Perche’ dall’altra c’e’ un King nuovo, effettivamente, come ha rivelato
l’intelligente (poteva essere altrimenti?) recensione del Corriere della Sera.
Perche’ accanto a stereotipi dell’horror-classico-con-morti-in-massa che
l’autore aveva senz’altro sperimentato in *The Stand* e/o *Carrie* ed
accanto alla sua proverbiale abilita’ descrittiva, stavolta ci sono almeno un
tris di elementi nuovi
- Il
passo narrativo
King ci ha abituati a grandi
partenze che troppo spesso non trovano soluzione ed anzi si confondono ed
infangano in confusi e pirotecnici finali con troppi demoni e poca logica;
ricordiamo, per tutte, le memorabili dispersioni di mirabolanti inizi quali *dreamcatcher*
(la macchina che esce nella neve e l’ospite
misterioso che poi diventano *godzilla contro i 4 dell’ave maria* e *langoliers*
(l’agghiacciante risveglio nell’aereo vuoto che finisce a cartone animato di
bassa lega).
Stavolta e’ esattamente il
contrario: si parte con uno splatter che fa quasi passare la voglia di
continuare e non di rado ha momenti ridicoli o quantomeno esagerati (il cane
morso l’ho trovato penosissimo) ma poi, man mano che la storia si dipana, King
mostra la parte recondita della faccenda e le cose non sono non vengono risolte
a tarallucci e diavoli, ma diventano addirittura (per dirla col Corriere) un
attacco quasi politico alla societa’ americanista; una cosa un po’ alla *desperation
// regulators*, per intenderci.
- Il
finale
King ci aveva gia’ detto in
*Colorado Kid*: attenti, so fare anche questo!.

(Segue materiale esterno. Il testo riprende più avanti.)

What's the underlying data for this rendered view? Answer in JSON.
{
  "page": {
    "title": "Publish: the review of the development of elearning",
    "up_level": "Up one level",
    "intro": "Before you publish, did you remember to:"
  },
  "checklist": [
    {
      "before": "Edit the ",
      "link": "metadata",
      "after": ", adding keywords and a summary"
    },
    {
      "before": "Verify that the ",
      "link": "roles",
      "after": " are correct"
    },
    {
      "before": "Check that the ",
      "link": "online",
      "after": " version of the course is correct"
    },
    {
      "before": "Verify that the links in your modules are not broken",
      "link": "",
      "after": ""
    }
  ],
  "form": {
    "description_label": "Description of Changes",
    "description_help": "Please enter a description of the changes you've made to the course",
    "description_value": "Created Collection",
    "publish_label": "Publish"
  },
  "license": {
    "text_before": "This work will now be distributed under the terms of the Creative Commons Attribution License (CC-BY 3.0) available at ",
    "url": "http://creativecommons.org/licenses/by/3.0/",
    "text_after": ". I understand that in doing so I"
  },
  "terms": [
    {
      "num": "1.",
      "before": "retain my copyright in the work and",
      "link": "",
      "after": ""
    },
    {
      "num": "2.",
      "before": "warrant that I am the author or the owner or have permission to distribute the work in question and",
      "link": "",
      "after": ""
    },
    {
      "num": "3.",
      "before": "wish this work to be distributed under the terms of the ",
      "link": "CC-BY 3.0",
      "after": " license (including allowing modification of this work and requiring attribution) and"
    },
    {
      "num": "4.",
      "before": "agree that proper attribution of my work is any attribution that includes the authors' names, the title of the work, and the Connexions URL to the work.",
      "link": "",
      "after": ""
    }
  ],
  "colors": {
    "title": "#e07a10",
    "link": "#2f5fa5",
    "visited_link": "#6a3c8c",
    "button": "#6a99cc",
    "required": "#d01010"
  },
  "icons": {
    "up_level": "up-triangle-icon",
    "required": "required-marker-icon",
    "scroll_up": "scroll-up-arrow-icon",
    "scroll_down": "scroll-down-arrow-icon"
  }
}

Ma dove li’ era semplice tentativo di maniera, abbozzo e assist al lettore per
discutere, qui il finale e’ *veramente* aperto.
Nel senso che alla fine quello che accade al piccolo Johnny puo’ essere
a)
niente
b)
torna normale o diverso da com'e'
c)
muore
Ma in ogni caso non puo’ essere che la fine cambi la storia nella sostanza
come potrebbe essere in *colorado*; anzi,
potrebbe essere qualcosa che porta ad un *Cell 2*; ma e’ chiaro quindi
che in questo caso piu’ che di finale aperto si deve parlare di finale
*sospeso*, che e’ un’altra cosa.
- Il
genere
Il terzo e’ conseguenza dei
primi due; se alla fine non arriva il maligno a dirci che i cellulari se li era
fatti fuori tutti lui, se alla fine
Clayton non muore ma male campa e forse Johnny diventa qualcosa di diverso da
quello che e’, beh, allora questo, piu’ che un romanzo a finale aperto, e’
un *romanzo* aperto tout court; e questo e’ senz’altro indice di maturita’
narrativa.
Era nato come un semplice
racconto horror, *The Pulse* (che qui e’ rimasto solo come primo capitolo,
come ben ricordava Alessio), ma poi si e’ sviluppato come un romanzo vero a
se’ stante, non come un edema discrasico del racconto originale.
Insomma, io l’ho iniziato la
bocca storta, l’ho proseguito un po’ perplesso, ma l’ho terminato con una
certa soddisfazione.
Non siamo certo ai fasti della meta’ anni ’90
con i veri capolavori kinghiani, dove il brivido incontrando il realismo
creo’ personaggi immortali come Misery e Dolores Claiborne, ma non siamo
nemmeno nel sonno della ragione di questo inizio millennio e dei romanzacci
d’appendice di cui e’ stato prolifico ad inizio carriera guadagnandosi una
non meritata ma comprensibile fama di scrittore di serie B.
Io gli sospendo il giudizio, tanto quanto lui ha appeso noi al destino di Johnny
e lo attendo al varco della storia
di Lisey tanto quanto noi attendiamo di sapere se Johnny muore o torna un *normie*.